With the massive contracts held by Pujols, Hamilton, and Mike Trout, as well a variety of lesser commitments, Los Angeles already has 140 million dollars in luxury tax payroll for 2015. Tack on arbitration-eligible players and those with less than three years of major league service time, and the Angels will owe at least 170 million next season, if not more, leaving little breathing room beneath the luxury tax threshold of 189 million. Going past the threshold would result in a 17.5% tax on payroll, a tax that would increase with each successive year spent over the cap.

Meanwhile, Pujols, Hamilton and C.J. Wilson will all be  wrong side of 33 as they collect the combined 316 million dollars still guaranteed on their backloaded deals.  The former two have proven injury-prone, and all three have  appeared to be in decline this season. For the Angels to contend, someone (or someones) is going to have replace those lost games and production. If Moreno continues to insist on staying beneath the luxury tax marker, those players will be all but impossible to come by on the free agent market.

And they won’t come from the farm system. 2014 First round pick Sean Newcomb  is a nice prospect, with a plus fastball and a four pitch arsenal, but he has just 14.2 professional innings under his belt and won’t be major league ready until 2017 at the earliest. Their next two prospects per, Joe Gatto and Christopher Ellis, have never pitched above rookie ball. Aside from a couple relievers, the only  other player in the Angels farm system capable of making an impact in the near future is second baseman Alex Yarbough, a mediocre defender who hits for average but little else.

Thrifty moves, such as non-tendering third baseman David Freese (.262 average, .712 OPS). could create some financial flexibility, but not more than a few million dollars worth.  They could try trading a couple veteran pieces for prospects and young major leaguers, as the Red Sox have done to tremendous success.

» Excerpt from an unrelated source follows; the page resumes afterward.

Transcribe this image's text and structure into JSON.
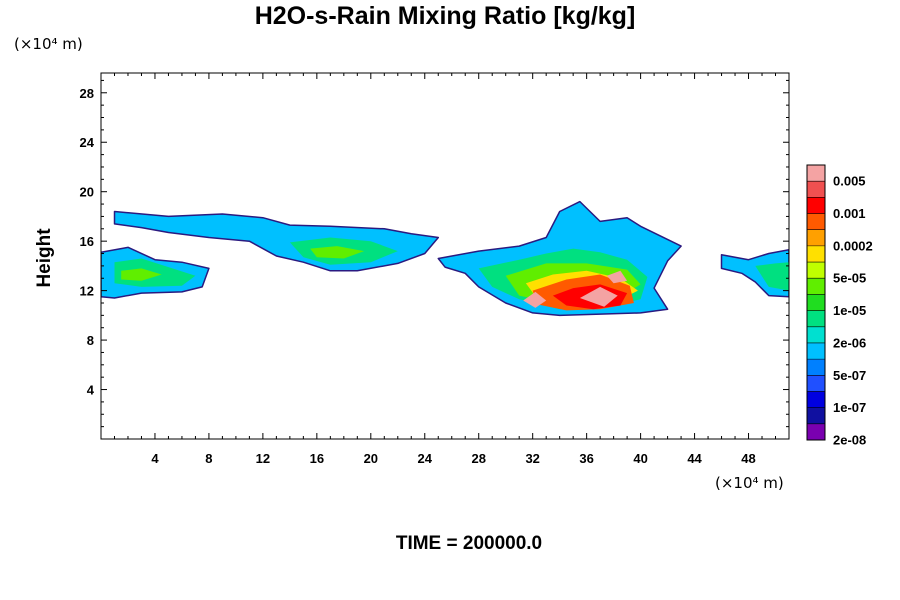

However, Anaheim lacks the abundance of attractable assets Boston had this summer. Most of their top players are weighed down by immense contracts. Middle infielders Howie Kendrick and Errick Aybar may fetch small returns, as could catcher Chris Ianneta.   Dealing them, though, would hurt Anaheim’s playoff chances for 2015, something the aging Angels are most likely unwilling to do. Signing young Cuban free agents isn’t really an option, either, as that would also bring them perilously close to the luxury tax.

The good news is that almost all of Anaheim’s weapons are under team control for 2015. If Garret Richards can recover and be even a shadow of his 2014 self, the Angels should be poised to compete for another AL West Crown. But fans better hope they can capture a title one of these two seasons, because unless Moreono spends again or the farm makes a miraculous recovery, 2016 could be the year Angels come crashing down to earth.